Mr. Teehankee said there are no estimates yet for the Philippines in terms of revenue from ITA-3, adding that stakeholders are in a “scoping exercise” for products that should be included in the deal.

“ITA-3 has not taken off yet,” he said. “It’s private sector-led and it’s demand-driven. It’s just the beginning of the conversation. The private sectors have to push their governments.”

“For countries contemplating participation in ITA-1, ITA-2, ITA-3, or all three, the time to move is now, as major economies are looking to diversify their sourcing and supply chains in order to promote greater supply chain resilience, security and sustainability,” the ITIF said in the study.

“As a result, large technology and industrial companies are taking a fresh look at potential suppliers and locations for production and assembly, creating an opportunity for new suppliers and economies to break into technology global value chains,” it added.
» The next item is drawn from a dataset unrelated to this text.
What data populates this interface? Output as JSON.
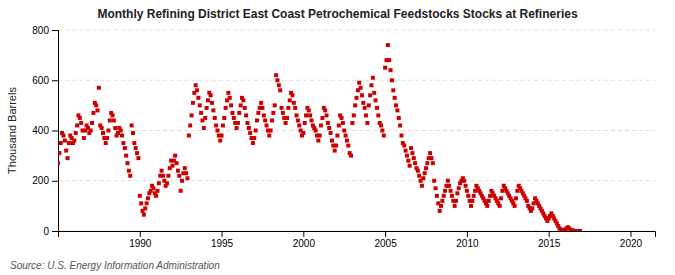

In contrast, countries declining to join ITA-1 and ITA-2 or neglecting to participate in an ITA-3 risk experiencing a technologically deficient economy, reduced productivity and exclusion from global technology supply chains, the think tank said.

Nonparticipation in the ITA also limits an economy’s ability to partake in the expanding universe of industrial products that incorporate semiconductors and other advanced technologies, it said.

“Ultimately, refraining from ITA participation reduces countries’ wage growth and opportunity because a technologically deficient workforce cannot be in a position to participate effectively in the advanced global technology supply chains that pay higher wages and demand greater technology training and skills,” it added.